Test Driving Prompting Strategies

September 02, 2024

Natural Language to SQL is an area of continued research and one I’ve explored previously. Today, I will implement prompting techniques from two research papers. The first explores updating the structure and providing supplementary SQL knowledge. The second uses few shot Chain of Thought reasoning.

C3: Updated Question and Supplementary SQL Knowledge

In the C3: Zero-shot Text-to-SQL with ChatGPT paper, the authors introduce C3 prompting, by which they mean clear prompting, calibration of model bias, and consistent output. The goal of clear prompting is to make it easier for the LLM to parse the information we pass in via the prompt, clearly separating input data and the table structure. To calibrate against model bias, the authors found common mistakes the model made and provided example SQL queries that used preferred syntax. To ensure consistent output, the authors seed the model response with a SELECT at the end of the prompt and instruct the model to only respond with a valid SQL statement.

When comparing this approach with the basic agent I developed before exploring existing research, the only methodological improvement is the avoidance of common pitfalls. I was already passing in the table schema, albeit in a different form and was instructing the LLM to only return a valid SQL statement. When comparing the performance of the two agents, there was no noticeable difference in the questions the agents were able to answer correctly. Recent research has show constraining response format negatively impacts reasoning models ability, which may explain the lack of improvement I saw in the C3 agent.

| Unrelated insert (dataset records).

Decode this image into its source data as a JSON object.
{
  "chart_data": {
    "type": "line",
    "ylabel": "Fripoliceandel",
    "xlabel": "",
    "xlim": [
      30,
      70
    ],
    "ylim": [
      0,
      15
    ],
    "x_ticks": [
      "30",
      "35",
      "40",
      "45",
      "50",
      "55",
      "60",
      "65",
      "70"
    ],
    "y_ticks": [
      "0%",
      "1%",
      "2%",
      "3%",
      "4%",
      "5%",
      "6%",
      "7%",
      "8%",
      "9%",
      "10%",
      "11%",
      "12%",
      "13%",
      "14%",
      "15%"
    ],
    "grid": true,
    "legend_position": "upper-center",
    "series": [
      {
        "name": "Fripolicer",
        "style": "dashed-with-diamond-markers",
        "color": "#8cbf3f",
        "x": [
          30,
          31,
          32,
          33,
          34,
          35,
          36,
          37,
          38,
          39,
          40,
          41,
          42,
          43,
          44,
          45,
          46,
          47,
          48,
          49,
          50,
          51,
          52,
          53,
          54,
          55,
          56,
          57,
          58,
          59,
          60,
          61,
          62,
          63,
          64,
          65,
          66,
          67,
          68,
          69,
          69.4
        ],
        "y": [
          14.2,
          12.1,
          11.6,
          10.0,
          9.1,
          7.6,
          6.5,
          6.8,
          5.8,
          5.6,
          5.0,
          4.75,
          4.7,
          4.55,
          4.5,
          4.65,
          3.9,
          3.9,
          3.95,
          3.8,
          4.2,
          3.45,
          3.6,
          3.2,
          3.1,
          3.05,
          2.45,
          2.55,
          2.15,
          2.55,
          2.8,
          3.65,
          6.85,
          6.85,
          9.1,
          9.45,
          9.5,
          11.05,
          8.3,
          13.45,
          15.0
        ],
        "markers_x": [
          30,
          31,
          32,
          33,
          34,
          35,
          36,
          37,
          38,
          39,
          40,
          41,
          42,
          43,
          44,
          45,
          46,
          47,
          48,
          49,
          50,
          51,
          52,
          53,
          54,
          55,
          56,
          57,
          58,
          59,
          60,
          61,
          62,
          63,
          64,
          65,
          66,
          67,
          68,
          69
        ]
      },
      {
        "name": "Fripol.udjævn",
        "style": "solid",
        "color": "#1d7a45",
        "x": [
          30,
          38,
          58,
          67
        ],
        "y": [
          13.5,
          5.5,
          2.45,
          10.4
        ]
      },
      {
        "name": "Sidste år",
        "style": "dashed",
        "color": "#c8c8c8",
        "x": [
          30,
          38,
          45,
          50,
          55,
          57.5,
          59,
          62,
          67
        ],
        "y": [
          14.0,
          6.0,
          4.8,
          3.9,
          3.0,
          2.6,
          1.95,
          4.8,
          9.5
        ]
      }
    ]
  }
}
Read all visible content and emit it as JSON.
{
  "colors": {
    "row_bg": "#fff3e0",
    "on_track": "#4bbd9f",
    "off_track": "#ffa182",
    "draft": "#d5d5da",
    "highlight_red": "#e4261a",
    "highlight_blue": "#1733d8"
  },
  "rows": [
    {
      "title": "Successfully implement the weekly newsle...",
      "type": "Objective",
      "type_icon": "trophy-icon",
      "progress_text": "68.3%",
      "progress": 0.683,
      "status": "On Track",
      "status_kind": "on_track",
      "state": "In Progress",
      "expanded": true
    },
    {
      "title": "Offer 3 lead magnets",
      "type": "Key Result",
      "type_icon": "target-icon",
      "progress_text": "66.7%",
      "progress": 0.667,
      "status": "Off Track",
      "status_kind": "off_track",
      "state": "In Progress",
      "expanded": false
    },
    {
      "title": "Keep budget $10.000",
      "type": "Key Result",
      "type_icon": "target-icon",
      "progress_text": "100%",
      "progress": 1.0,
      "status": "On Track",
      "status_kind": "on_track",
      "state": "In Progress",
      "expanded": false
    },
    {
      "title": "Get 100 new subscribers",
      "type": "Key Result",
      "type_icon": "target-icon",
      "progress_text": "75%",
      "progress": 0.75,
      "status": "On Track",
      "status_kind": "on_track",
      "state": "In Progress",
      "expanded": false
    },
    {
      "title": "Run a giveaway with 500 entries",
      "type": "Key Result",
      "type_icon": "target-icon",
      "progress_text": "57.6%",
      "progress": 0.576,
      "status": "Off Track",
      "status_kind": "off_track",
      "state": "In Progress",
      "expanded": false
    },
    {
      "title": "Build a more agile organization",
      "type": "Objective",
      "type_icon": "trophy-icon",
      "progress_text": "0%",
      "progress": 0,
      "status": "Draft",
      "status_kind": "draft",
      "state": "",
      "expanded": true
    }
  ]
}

Few Shot, Chain of Thought Prompting

The seminal Chain of Thought paper leverages few shot prompting with Chain of Thought examples to help the LLM understand the type of answers it should provide. Few shot prompting means giving the LLM multiple question/answer pairs to show it how to respond. A Chain of Thought question/answer pair talks the model through how to arrive at an answer. An example of chain of thought reasoning is given in the paper:

Q: Roger has 5 tennis balls. He buys 2 more cans of tennis balls. Each can has 3 tennis balls. How many tennis balls does he have now? A: Roger started with 5 balls. 2 cans of 3 tennis balls each is 6 tennis balls. 5 + 6 = 11. The answer is 11.

For the SQL query example, I added a handful of examples to give the model an idea of how to use the tables and their relationships. Here is one example I provided to the model:

Question: How many total yards did Josh Allen pass for in 2023?

Answer: To answer the question 'How many yards did Josh Allen pass for in 2023?', we can follow a step-by-step process.

First, let's identify the columns needed from the schema:

  1. season: We need this to select the 2023 season.
  2. player_id: We need this to filter by Josh Allen.
  3. passing_yards: This column gives us the total yards passed for each game.
  4. name: This will help us verify that we're filtering by the correct player.

Given these requirements, our query should be:

SELECT p.name as player_name, sum(s.passing_yards) as total_passing_yards FROM stats_by_game s JOIN players p on p.id = s.player_id WHERE season_type='REG' and season=2023 and p.name='Josh Allen';

This query will return the total yards Josh Allen passed for in 2023. The season_type filter is included to ensure we're only considering regular-season games.

This agent performed markedly better than all previous agents and was able to correctly answer fairly complex queries such as "List all running backs who switched teams from 2022 to 2023, their previous and current team and their total fantasy points for each year" when the question was asked clearly.

Highest Points in a Game

The ability to answer questions at this level of complexity opens the door for fantasy football managers to find truly novel insights about player performance and value. In future iterations, I would attempt to increase the robustness of the agent, allowing it to navigate poorly worded questions, domain specific jargon, and misspellings of player names. If you’d like to view the code, it’s available here. Thanks for reading!